- Origin: Vienna
- Founded: 1972
- Genre: Professional mixed choir
- Chief conductor: Erwin Ortner
- Awards: Mozartinterpretationspreis; Diapason d'Or; Grammy Award for Best Choral Performance;
- Website: www.asc.at

= Arnold Schoenberg Choir =

Austrian choir

The Arnold Schoenberg Choir (Arnold Schoenberg Chor) is a Viennese/Austrian choir which was founded 1972 by Erwin Ortner, who is still its artistic director. The choir has a high reputation both among conductors and among critics and the musical scene in general. All members of the choir have broad experience and expertise in vocal music; most of them have graduated from or are currently studying at the Vienna University of Music and Performing Arts. The choir is named after Viennese composer Arnold Schoenberg.

== Repertoire ==
The choir's repertoire covers a wide range from Renaissance to contemporary music, from a cappella works to large orchestral pieces and operas. The choir has worked with famous conductors such as Claudio Abbado, Riccardo Muti and Lorin Maazel – to name only a few. Moreover, it has performed in opera productions such as Schubert's Fierrabras at the Vienna State Opera, Messiaen's Saint François d'Assise and Berio's Cronaca del luogo at the Salzburg Festival and videos of three operas of Mozart with the producer Peter Sellars.
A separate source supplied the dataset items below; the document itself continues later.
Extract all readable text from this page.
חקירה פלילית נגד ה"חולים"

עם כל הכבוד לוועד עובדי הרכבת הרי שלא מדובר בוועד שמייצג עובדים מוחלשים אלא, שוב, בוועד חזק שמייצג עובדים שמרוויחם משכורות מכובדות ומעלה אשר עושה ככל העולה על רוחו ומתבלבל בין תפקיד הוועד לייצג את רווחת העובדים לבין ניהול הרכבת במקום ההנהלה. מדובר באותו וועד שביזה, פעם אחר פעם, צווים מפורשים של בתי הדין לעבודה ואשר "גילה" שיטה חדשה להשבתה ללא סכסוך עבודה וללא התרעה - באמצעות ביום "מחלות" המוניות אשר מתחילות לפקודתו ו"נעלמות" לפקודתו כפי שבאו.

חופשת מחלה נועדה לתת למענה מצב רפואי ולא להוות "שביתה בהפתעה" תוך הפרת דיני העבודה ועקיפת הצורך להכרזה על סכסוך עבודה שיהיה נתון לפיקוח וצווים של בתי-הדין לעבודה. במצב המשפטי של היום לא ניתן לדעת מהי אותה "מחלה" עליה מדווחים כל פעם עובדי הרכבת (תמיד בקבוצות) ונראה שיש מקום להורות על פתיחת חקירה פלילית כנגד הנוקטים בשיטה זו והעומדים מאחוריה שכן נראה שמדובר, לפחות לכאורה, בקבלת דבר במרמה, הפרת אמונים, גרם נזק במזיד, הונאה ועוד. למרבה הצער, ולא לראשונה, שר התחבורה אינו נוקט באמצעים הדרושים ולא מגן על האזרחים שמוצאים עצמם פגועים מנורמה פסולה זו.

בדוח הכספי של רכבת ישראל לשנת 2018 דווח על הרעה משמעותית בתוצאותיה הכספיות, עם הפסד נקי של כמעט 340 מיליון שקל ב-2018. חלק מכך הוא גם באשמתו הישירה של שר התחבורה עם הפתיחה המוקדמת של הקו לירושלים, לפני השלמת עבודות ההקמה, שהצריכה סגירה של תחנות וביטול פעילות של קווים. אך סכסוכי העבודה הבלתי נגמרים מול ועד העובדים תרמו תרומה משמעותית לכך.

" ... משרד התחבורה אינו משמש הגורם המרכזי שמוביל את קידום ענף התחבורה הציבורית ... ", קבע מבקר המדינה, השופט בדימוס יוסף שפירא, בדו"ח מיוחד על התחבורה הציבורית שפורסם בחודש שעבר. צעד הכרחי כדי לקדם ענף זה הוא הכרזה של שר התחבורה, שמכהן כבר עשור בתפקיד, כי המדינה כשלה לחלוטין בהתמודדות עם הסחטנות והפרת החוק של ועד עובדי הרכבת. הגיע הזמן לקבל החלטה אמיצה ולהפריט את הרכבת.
The Arnold Schoenberg Chor has had a close working relationship with Nikolaus Harnoncourt for more than 20 years. During this period they have performed and recorded such pieces as Bach's Mass in B minor, Monteverdi's Vespers, Haydn's The Creation and Seasons, Beethoven's Missa Solemnis and Ninth Symphony and Brahms's Ein deutsches Requiem. They also cooperated in operas like Purcell's Dido and Aeneas, Handel's Samson, and Beethoven's Fidelio. They performed Fidelio in Madrid with Claudio Abbado in 2008. On the occasion of Harnoncourt's 80th birthday the choir appeared in his recording of Gershwin's Porgy and Bess.

== Activities ==
The choir frequently embarks on concert tours around the world. It has appeared at festivals like the Salzburg Festival, Carinthian Summer, styriarte, the Wiener Festwochen and Wien Modern for many years.
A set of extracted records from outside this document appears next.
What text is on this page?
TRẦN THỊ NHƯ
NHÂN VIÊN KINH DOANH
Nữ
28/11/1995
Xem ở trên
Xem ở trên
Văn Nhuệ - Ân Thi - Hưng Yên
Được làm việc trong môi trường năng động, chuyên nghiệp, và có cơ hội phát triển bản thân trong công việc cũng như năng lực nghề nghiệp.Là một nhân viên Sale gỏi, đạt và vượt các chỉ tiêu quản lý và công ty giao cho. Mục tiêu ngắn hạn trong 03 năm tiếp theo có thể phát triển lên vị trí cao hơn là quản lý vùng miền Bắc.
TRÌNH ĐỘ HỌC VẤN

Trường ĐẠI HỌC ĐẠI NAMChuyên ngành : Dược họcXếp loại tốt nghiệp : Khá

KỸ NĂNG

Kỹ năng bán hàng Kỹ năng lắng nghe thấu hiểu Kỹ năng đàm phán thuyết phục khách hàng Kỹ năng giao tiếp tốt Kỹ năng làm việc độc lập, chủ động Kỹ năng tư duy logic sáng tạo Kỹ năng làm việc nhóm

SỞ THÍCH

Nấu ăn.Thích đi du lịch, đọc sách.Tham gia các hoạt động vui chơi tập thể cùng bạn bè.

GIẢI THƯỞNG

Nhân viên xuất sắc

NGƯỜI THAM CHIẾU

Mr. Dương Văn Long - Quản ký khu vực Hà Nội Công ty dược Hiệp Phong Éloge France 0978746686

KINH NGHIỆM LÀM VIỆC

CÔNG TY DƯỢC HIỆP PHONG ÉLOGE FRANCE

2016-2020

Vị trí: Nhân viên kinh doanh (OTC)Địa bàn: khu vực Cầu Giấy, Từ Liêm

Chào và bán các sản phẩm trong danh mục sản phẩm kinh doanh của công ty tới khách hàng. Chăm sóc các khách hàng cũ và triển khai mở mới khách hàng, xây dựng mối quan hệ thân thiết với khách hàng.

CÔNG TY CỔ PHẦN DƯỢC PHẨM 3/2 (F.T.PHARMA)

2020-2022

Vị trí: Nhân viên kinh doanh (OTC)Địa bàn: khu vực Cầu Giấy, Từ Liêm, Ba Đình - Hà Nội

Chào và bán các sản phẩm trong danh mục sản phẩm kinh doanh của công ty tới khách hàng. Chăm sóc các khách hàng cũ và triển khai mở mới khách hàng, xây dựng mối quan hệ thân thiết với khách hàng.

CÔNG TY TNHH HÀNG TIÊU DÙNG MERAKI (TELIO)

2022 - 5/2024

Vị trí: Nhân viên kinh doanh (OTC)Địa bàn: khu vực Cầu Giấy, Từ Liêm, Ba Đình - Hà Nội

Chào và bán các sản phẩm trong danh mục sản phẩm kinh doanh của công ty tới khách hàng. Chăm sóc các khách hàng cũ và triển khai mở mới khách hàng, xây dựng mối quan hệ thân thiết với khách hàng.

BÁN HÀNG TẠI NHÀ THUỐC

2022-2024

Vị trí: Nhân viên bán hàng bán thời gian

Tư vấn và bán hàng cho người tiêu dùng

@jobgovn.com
The choir performed in 2007 in Janáček's From the House of the Dead with the Mahler Chamber Orchestra, conducted by Pierre Boulez, which was also recorded on DVD, in a co-production of the Vienna Festival, the Aix-en-Provence Festival, the Holland Festival, the Metropolitan Opera and La Scala.
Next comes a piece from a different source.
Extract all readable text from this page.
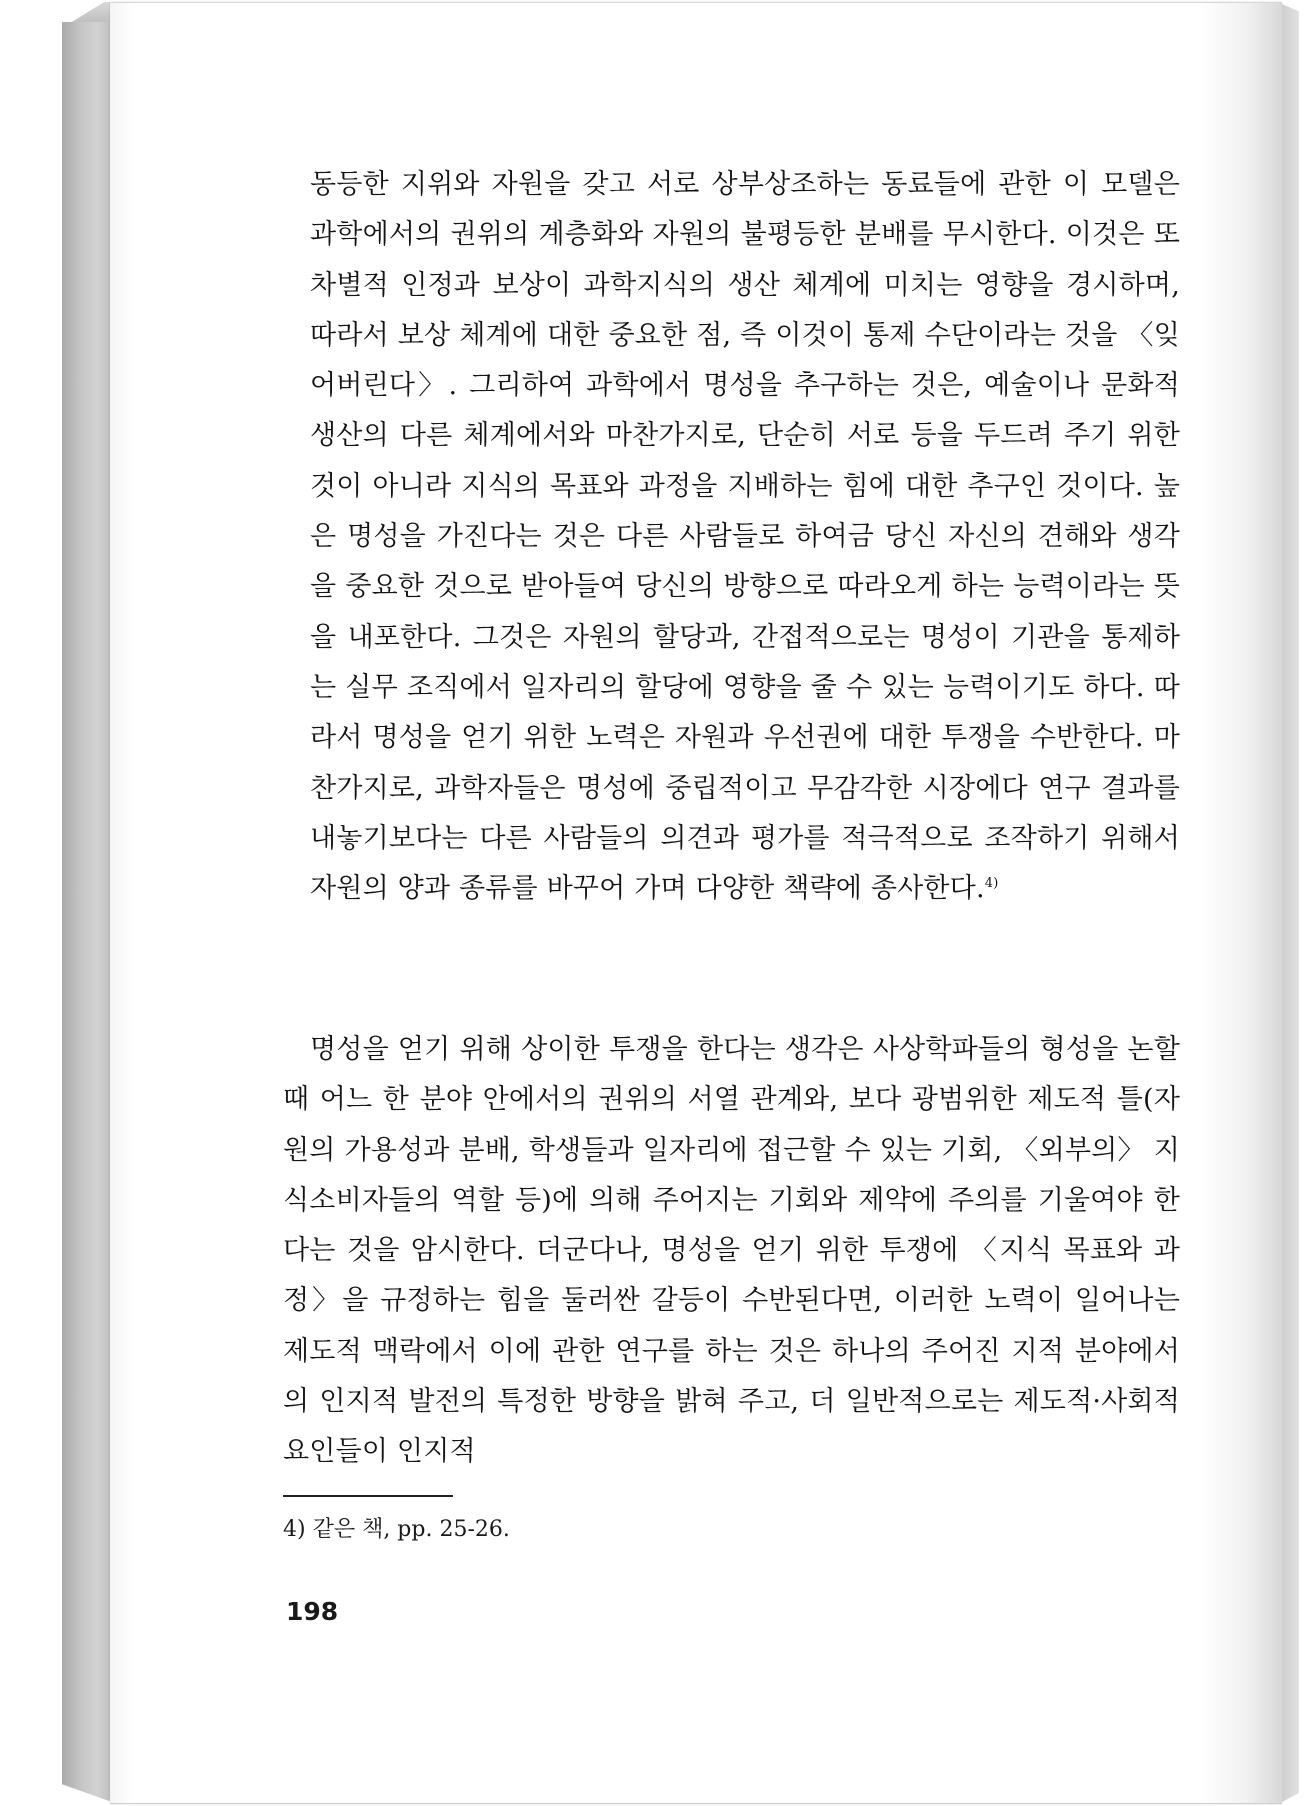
동등한 지위와 자원을 갖고 서로 상부상조하는 동료들에 관한 이 모델은 과학에서의 권위의 계층화와 자원의 불평등한 분배를 무시한다. 이것은 또 차별적 인정과 보상이 과학지식의 생산 체계에 미치는 영향을 경시하며, 따라서 보상 체계에 대한 중요한 점, 즉 이것이 통제 수단이라는 것을 〈잊어버린다〉. 그리하여 과학에서 명성을 추구하는 것은, 예술이나 문화적 생산의 다른 체계에서와 마찬가지로, 단순히 서로 등을 두드려 주기 위한 것이 아니라 지식의 목표와 과정을 지배하는 힘에 대한 추구인 것이다. 높은 명성을 가진다는 것은 다른 사람들로 하여금 당신 자신의 견해와 생각을 중요한 것으로 받아들여 당신의 방향으로 따라오게 하는 능력이라는 뜻을 내포한다. 그것은 자원의 할당과, 간접적으로는 명성이 기관을 통제하는 실무 조직에서 일자리의 할당에 영향을 줄 수 있는 능력이기도 하다. 따라서 명성을 얻기 위한 노력은 자원과 우선권에 대한 투쟁을 수반한다. 마찬가지로, 과학자들은 명성에 중립적이고 무감각한 시장에다 연구 결과를 내놓기보다는 다른 사람들의 의견과 평가를 적극적으로 조작하기 위해서 자원의 양과 종류를 바꾸어 가며 다양한 책략에 종사한다.$^{4)}$

명성을 얻기 위해 상이한 투쟁을 한다는 생각은 사상학파들의 형성을 논할 때 어느 한 분야 안에서의 권위의 서열 관계와, 보다 광범위한 제도적 틀(자원의 가용성과 분배, 학생들과 일자리에 접근할 수 있는 기회, 〈외부의〉 지식소비자들의 역할 등)에 의해 주어지는 기회와 제약에 주의를 기울여야 한다는 것을 암시한다. 더군다나, 명성을 얻기 위한 투쟁에 〈지식 목표와 과정〉을 규정하는 힘을 둘러싼 갈등이 수반된다면, 이러한 노력이 일어나는 제도적 맥락에서 이에 관한 연구를 하는 것은 하나의 주어진 지적 분야에서의 인지적 발전의 특정한 방향을 밝혀 주고, 더 일반적으로는 제도적·사회적 요인들이 인지적

4) 같은 책, pp. 25-26.
198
In 1996, the choir, conducted by its Chorus Master Erwin Ortner, recorded Schubert's complete secular choral works for Teldec on 7 CDs. This recording won the "Preis der deutschen Schallplattenkritik" in Germany, the "Diapason d'Or" in France, the "Prix Caecilia" in Belgium and the "Grand Prize of the Academy Awards" 1997 in Japan.

== Awards ==
In 1989 the Arnold Schoenberg Choir was awarded the Mozartinterpretationspreis of the Mozart Society of Vienna. In 1994, the Schoenberg Chor received the Classical Music Award as best choir of the year. In 2002 the Schoenberg choir, jointly with instrumentalists and soloists, received a Grammy Award in the category Best Choral Performance for its recording of Bach's St Matthew Passion, conducted by Nikolaus Harnoncourt.